The memory of the other night twisted in my gut like a dagger. Once the initial shock of finding Liam with another woman had worn off, I’d realized that something else had hurt even more: the fact that he’d done this with so many people present. It was tacky. Again, though, he hadn’t cheated on me. I had to stop seeing this as a betrayal. He’d betrayed no one.
“No,” August said.
It took me a second to remember what question he was answering. “See?”
He finally lowered his arm to let me through. I walked over to Evelyn and Isobel and talked exclusively with them for the next two hours. The skin on the back of my neck prickled more than once. At some point, I turned around to see if I was going crazy or if someone was watching me. I caught August staring.
At least I wasn’t going crazy.
I squeezed a smile onto my lips, feeling as though our talk had somehow dismantled some of the tension between us. If only a talk could also dismantle our link.
Five more months.
What was five more months?
34
There was a knock on the office’s glass door. I looked away from the three tabs I’d opened on the desktop to check who’d arrived.
“Hey, August.”
He walked toward me, hands in the pockets of a pair of olive-green cargo pants that had a couple small tears in them, as though they’d gotten snagged on the construction site.
“I bought cake for one of the guys. It’s his birthday. Want some?”
“Um. Sure.” I started to wheel myself away from the desk when I caught the time on the upper right hand corner of the screen. “Actually, I’m going to have to take a raincheck on that cake.” I gathered up my stuff and wedged it inside my bag.
“Going somewhere?”
“Driving test. I sent your dad an email that I’d be taking off for an hour.”
“Oh.” He th
umbed the seam of his lips.
“Was I supposed to inform you, too?”
He dropped his hand from his face and shook his head. “Break a leg, or should I say a side mirror?”
I smiled. “I think that if I break a side mirror, I won’t get my license.”
His thick lips crooked into a smile. “Yeah. Try to avoid that.”
“Will you be here when I come back?”
He nodded. “I’m working from the warehouse today.”
“Good. Because I found some discrepancies on invoices from this one lumber company. Anyway I’ll tell you all about it as soon as I come back.” I dashed through the warehouse just as my phone started ringing.
“I’m outside,” Jeb said.
I stepped through the wide-open loading dock entrance. “Me too.”
I returned to the Watts’ warehouse an hour and a half later, clutching a piece of paper so hard I’d wrinkled the crap out of it.
August and Uncle Tom were bent over a thick plank coated in a palette of stains. August must’ve sensed me approach through our little tether, because he looked up.
“Did you get it?” he asked.
I thought it would be obvious by my shit-eating grin, but apparently it was too subtle for August.
“Did you have any doubts I would?”
He smiled. “Well done, Dim—Ness.”
“Dimness? That’s a new one.”
“I meant, Ness. Just Ness.”
“I know. I was just teasing.”
August scratched the base of his neck. “Hey, Tom, does your nephew still work at KPR?”

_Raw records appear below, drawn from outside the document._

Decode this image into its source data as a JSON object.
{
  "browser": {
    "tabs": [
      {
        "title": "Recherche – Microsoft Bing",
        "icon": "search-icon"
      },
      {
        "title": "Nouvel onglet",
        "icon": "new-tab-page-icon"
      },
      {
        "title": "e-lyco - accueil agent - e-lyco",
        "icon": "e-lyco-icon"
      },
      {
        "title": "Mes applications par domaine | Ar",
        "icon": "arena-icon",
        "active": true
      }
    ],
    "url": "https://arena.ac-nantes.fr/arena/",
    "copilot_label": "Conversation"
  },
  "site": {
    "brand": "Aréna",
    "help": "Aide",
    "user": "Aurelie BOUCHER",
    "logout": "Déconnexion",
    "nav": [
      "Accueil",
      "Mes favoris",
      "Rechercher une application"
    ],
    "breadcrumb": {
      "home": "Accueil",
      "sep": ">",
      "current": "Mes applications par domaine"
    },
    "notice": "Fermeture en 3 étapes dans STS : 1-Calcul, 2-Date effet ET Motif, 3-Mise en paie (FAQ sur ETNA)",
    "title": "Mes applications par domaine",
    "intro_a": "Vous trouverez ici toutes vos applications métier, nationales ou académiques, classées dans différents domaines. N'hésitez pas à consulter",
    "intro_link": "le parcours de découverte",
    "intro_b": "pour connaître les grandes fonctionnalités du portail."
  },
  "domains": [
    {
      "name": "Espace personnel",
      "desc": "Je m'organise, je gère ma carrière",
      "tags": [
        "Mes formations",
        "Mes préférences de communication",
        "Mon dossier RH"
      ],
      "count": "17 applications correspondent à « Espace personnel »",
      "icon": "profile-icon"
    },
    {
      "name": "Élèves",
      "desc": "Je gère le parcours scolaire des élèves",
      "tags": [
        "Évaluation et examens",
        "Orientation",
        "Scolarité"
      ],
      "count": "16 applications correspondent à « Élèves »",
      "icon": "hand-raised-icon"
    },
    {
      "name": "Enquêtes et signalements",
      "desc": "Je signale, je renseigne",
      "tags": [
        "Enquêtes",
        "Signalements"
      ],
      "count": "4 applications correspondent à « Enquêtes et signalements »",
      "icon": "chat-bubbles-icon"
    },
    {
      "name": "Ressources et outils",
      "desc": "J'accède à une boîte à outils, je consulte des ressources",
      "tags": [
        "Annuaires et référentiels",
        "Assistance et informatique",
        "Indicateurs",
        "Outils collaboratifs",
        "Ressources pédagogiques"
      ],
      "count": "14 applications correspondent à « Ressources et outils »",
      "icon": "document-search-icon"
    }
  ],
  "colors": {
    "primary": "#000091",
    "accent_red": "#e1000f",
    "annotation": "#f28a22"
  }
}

Uncle Tom tweaked the button of his overalls and gave a quick nod.
“Can you tell him to warn drivers about a blonde at the wheel of a big black van?”

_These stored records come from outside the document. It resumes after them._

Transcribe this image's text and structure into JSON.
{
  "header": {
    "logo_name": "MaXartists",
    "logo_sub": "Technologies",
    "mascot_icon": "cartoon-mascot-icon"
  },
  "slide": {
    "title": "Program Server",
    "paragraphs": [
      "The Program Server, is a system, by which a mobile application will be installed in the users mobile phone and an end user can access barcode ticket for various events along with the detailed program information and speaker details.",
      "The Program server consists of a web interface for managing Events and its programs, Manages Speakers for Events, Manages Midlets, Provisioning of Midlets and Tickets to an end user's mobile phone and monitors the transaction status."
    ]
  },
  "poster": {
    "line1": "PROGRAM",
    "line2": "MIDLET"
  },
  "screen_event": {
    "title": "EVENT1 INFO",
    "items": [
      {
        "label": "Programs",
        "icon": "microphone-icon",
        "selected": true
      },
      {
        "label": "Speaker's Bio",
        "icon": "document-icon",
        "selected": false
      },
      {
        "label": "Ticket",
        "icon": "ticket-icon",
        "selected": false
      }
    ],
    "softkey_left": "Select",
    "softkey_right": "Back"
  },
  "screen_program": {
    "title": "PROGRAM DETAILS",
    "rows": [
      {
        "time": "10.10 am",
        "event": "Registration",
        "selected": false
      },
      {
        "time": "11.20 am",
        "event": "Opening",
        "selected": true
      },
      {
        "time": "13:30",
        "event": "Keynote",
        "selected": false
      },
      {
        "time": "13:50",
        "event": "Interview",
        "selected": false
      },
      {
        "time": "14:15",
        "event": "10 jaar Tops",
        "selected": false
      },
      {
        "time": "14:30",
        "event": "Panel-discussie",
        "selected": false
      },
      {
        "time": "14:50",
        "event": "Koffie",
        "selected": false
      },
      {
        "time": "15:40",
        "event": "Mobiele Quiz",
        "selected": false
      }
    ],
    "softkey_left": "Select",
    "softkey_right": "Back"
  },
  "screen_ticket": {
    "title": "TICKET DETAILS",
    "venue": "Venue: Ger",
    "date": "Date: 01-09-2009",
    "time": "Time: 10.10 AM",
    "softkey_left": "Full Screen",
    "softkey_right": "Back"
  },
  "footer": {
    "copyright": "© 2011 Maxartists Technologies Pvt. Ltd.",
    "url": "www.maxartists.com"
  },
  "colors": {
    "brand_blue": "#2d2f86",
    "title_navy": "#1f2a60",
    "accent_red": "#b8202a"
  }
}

I stuck my tongue out at August. “That’s very mature.”
Uncle Tom grinned, which made his candied-apple cheeks puff out.
I raised my chin in the air. “I’ll have you know I’m an excellent driver.”
August chuckled.
“The guy who gave me the exam said I was a natural.” He’d then asked if I wanted to have dinner with him sometime, but I left that part out. I’d just smiled pleasantly even though I’d found it a little icky. He was a good two decades older than I was and missing a tooth, and not a molar. I wouldn’t have noticed a missing molar.